Je cours de toutes mes forces. Ma vie est en jeu. Je me retourne, plus personne ne me suis. Je regarde ce paysage inconnu qui prend forme autour de moi: c'est un village abandonné depuis longtemps. Trop longtemps. J'entre dans une maison dont la porte est ouverte, j'enjambe un corps d'homme mort. Je l'observe rapidement et mon verdict est sans appel: affamé puis assassiné par la Sécurité. Méthode récurrente. Cela fait longtemps que je ne m'apitoie plus sur le sort des gens, en fait depuis la mort de mes parents et de mon grand frère, tués par la Sécurité lorsque j'avais vingt-huit saisons. (nda: vingt-huit saisons est l'équivalent de sept ans)
Mon grand père me racontait souvent qu'il y a longtemps, lorsque la Sécurité n'existait pas, que le monde était encore peuplé de 7,5 milliards de personnes et avant cette fameuse guerre nucléaire, on comptait le temps en années. Maintenant, l'unité officielle est les saisons et nous sommes obligés de l'utiliser. Mon grand père me disait que c'était parce que les personnes avaient une longévité plus élevée avant et que le risque de mourir à chaque nouvelle saison était moindre... Je ne le crois pas. Cette partie de l'histoire à été romancée pour me cacher la véritable histoire de notre humanité. L'humanité n'est plus la même qu'il y a 440 saisons (nda: 440 saisons est l'équivalent de 110 ans). Tous les ans il y avait un massacre de la population. Tous les ans à partir de la Guerre de la Fin, cette fameuse guerre qui a anéanti l'espèce humaine et qui fut provoquée, dirigée et subie par les humains, tout cela pour d'obscures raisons d'État. Enfin bon toujours est il que maintenant seuls les dirigeants sont encore vivants, et quelques personnes chanceuses... Quoique je dirais plutôt quelques personnes malchanceuses, car la vie maintenant est tout simplement invivable.
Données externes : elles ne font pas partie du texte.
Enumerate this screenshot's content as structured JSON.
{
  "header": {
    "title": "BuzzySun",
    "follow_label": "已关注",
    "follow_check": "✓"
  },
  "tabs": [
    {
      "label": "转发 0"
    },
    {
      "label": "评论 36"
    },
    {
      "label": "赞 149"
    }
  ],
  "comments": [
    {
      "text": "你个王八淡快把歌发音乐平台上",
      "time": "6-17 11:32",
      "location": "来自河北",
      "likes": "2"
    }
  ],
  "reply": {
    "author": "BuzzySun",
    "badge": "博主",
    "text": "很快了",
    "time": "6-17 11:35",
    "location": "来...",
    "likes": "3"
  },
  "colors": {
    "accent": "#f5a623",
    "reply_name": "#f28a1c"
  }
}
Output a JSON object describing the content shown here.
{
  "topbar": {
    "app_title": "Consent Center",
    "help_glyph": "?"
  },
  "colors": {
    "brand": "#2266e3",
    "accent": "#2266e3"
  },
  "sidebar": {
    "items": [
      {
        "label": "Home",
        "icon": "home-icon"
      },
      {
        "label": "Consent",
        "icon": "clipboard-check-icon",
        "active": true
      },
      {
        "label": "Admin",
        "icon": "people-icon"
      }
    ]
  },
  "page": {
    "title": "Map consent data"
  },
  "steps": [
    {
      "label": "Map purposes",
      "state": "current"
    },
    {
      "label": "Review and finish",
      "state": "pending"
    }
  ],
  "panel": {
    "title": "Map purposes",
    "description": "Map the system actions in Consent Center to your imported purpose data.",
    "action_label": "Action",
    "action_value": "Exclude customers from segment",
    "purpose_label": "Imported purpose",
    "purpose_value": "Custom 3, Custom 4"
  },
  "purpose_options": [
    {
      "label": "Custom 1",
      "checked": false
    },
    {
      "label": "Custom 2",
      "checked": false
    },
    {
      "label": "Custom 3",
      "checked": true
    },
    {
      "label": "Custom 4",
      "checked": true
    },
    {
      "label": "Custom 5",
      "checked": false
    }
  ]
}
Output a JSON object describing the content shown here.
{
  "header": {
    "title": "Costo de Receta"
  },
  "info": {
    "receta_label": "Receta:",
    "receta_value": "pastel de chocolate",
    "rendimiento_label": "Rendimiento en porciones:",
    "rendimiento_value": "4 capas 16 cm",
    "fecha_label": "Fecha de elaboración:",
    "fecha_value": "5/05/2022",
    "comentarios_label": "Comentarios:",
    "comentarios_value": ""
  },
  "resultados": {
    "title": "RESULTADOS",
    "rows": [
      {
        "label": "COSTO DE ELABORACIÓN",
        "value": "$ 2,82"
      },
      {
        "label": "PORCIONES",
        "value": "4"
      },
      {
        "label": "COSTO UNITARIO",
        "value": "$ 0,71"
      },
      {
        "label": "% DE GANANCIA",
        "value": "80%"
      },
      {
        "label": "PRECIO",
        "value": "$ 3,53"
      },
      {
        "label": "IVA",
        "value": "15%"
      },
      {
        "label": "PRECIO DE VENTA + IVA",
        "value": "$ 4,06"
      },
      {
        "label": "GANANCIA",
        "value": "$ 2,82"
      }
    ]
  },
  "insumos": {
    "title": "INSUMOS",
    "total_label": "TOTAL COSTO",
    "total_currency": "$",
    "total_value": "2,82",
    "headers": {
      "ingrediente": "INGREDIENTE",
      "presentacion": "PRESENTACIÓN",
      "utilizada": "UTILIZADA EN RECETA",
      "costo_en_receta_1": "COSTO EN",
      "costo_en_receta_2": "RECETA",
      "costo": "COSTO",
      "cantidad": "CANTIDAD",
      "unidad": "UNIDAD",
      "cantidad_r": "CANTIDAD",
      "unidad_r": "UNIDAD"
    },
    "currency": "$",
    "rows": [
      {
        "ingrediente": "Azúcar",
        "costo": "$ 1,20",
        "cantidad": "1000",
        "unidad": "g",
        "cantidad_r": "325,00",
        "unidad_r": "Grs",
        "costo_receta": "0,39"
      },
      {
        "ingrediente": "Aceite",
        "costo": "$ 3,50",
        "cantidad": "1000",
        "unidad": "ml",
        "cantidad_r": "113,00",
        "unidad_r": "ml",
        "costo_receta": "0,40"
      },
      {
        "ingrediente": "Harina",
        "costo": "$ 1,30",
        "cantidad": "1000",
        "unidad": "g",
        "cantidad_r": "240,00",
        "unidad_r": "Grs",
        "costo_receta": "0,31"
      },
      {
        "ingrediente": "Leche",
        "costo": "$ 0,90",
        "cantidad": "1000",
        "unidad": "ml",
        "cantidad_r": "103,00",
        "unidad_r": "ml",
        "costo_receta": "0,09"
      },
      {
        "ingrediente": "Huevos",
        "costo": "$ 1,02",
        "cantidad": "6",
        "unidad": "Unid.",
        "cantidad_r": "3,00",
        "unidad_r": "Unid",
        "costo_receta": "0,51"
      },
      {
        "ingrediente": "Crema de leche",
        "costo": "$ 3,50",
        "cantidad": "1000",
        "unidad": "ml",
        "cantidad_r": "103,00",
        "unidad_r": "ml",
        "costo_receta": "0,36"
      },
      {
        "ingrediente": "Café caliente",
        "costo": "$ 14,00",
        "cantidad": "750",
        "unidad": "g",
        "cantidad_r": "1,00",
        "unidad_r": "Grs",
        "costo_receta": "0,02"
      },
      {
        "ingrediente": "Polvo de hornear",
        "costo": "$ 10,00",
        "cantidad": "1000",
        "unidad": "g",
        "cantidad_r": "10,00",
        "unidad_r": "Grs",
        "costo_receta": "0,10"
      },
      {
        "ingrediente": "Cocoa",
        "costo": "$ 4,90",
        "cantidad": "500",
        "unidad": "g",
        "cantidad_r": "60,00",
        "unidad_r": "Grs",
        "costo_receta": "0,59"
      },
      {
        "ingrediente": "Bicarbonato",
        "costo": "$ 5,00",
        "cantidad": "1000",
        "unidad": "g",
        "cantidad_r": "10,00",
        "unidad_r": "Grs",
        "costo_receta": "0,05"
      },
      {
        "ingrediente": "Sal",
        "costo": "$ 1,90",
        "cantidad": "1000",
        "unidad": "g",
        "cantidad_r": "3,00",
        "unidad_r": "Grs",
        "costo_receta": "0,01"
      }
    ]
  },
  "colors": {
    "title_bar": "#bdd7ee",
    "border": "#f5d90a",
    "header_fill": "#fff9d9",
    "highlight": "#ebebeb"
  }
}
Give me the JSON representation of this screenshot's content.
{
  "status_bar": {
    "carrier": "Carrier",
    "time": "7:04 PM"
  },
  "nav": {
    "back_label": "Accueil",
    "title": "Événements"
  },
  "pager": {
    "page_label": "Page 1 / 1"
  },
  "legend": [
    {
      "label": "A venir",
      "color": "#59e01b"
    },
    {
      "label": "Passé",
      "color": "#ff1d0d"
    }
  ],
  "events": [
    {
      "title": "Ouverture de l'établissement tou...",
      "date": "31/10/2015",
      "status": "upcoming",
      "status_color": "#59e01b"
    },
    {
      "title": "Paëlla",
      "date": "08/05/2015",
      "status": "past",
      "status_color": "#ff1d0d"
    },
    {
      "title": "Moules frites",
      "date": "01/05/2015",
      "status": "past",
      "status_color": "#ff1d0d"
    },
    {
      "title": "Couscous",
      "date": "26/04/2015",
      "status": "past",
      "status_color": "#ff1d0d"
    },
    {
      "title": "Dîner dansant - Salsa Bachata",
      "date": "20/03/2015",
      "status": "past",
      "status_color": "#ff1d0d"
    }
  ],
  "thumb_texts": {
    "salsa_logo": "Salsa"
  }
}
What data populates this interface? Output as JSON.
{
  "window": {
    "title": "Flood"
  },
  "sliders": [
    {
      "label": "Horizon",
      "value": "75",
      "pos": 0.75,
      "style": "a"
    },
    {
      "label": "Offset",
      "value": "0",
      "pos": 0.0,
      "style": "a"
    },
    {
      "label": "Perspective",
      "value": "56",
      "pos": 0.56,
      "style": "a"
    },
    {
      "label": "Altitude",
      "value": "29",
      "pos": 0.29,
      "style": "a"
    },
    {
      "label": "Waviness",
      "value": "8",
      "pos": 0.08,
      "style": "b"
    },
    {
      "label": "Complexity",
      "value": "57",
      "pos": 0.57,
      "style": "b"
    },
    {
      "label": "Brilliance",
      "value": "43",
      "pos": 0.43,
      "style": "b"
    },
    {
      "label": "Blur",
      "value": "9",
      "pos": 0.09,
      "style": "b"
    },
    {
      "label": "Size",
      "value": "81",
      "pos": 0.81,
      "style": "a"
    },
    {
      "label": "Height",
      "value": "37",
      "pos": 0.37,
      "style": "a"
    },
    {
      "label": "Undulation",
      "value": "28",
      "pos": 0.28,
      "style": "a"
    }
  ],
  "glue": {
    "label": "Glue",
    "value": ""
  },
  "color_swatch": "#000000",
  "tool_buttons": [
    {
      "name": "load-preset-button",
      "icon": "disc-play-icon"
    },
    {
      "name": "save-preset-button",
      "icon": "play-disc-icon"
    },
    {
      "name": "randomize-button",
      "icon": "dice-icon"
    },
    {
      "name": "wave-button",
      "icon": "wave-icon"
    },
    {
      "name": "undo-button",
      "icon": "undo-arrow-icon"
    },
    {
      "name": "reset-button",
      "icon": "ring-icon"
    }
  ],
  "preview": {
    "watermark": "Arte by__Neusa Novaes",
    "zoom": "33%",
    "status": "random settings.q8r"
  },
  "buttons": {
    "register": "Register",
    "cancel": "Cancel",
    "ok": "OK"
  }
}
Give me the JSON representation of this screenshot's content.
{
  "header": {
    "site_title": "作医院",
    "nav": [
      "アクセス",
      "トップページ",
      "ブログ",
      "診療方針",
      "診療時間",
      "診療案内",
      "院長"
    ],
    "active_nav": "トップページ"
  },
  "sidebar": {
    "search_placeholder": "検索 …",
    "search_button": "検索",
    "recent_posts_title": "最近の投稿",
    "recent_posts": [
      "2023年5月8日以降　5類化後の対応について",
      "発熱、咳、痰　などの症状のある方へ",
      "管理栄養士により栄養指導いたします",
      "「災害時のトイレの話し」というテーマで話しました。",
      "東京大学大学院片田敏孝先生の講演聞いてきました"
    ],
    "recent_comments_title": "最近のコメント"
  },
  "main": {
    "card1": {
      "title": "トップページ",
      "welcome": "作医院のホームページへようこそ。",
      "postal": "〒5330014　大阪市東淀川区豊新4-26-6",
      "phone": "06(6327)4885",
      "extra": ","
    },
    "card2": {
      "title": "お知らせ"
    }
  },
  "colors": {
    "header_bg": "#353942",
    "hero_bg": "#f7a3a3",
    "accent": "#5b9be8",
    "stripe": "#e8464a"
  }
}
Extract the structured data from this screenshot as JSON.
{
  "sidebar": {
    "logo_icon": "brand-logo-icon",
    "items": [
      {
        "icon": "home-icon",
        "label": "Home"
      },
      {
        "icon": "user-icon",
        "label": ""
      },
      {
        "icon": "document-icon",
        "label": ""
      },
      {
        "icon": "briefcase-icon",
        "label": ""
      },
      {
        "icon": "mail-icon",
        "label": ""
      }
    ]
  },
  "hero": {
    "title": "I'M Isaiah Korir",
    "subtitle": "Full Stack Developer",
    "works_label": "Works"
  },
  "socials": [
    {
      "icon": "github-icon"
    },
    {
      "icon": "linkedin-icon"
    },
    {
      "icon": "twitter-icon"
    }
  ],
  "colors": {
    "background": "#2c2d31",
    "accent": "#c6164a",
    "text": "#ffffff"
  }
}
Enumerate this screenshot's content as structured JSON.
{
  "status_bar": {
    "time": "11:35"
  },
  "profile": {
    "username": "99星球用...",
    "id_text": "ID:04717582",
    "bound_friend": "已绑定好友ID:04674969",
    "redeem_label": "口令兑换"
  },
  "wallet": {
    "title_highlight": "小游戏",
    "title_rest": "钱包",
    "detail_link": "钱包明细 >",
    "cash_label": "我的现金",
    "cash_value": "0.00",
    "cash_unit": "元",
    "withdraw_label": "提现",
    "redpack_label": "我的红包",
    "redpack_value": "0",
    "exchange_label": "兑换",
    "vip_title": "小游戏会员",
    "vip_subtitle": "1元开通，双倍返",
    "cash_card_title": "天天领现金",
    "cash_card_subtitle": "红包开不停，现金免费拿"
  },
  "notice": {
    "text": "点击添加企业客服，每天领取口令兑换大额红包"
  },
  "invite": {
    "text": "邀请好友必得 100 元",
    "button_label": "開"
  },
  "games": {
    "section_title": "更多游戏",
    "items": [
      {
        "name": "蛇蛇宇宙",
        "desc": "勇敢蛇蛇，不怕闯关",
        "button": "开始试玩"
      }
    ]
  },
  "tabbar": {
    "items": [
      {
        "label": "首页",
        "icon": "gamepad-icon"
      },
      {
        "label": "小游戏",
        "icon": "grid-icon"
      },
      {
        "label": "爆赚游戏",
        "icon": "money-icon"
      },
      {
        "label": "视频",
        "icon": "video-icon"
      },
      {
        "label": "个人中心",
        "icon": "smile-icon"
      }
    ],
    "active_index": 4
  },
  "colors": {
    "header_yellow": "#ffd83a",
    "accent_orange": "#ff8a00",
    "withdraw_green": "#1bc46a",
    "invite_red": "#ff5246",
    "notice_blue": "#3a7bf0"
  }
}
Et ces personnes se disputent ce qu'il reste de la Terre, la maigre nourriture et la sécurité. C'est pourquoi ils continuèrent tous les ans à organiser des massacres qui, bien sûrs, passaient pour des actes involontaires. Malheureusement, ces massacres n'étaient pas assez destructeurs: il restait une trop grande partie de la population, qui ne cessait de se multiplier. On décida donc de continuer d'organiser ces massacres mais de plus en plus régulièrement, pour en arriver à quatre par an, soit un à chaque saison. Voilà pourquoi maintenant on compte le temps en saisons. Ces massacres sont appelés Éloignements, certainement dû au fait de la séparation de familles.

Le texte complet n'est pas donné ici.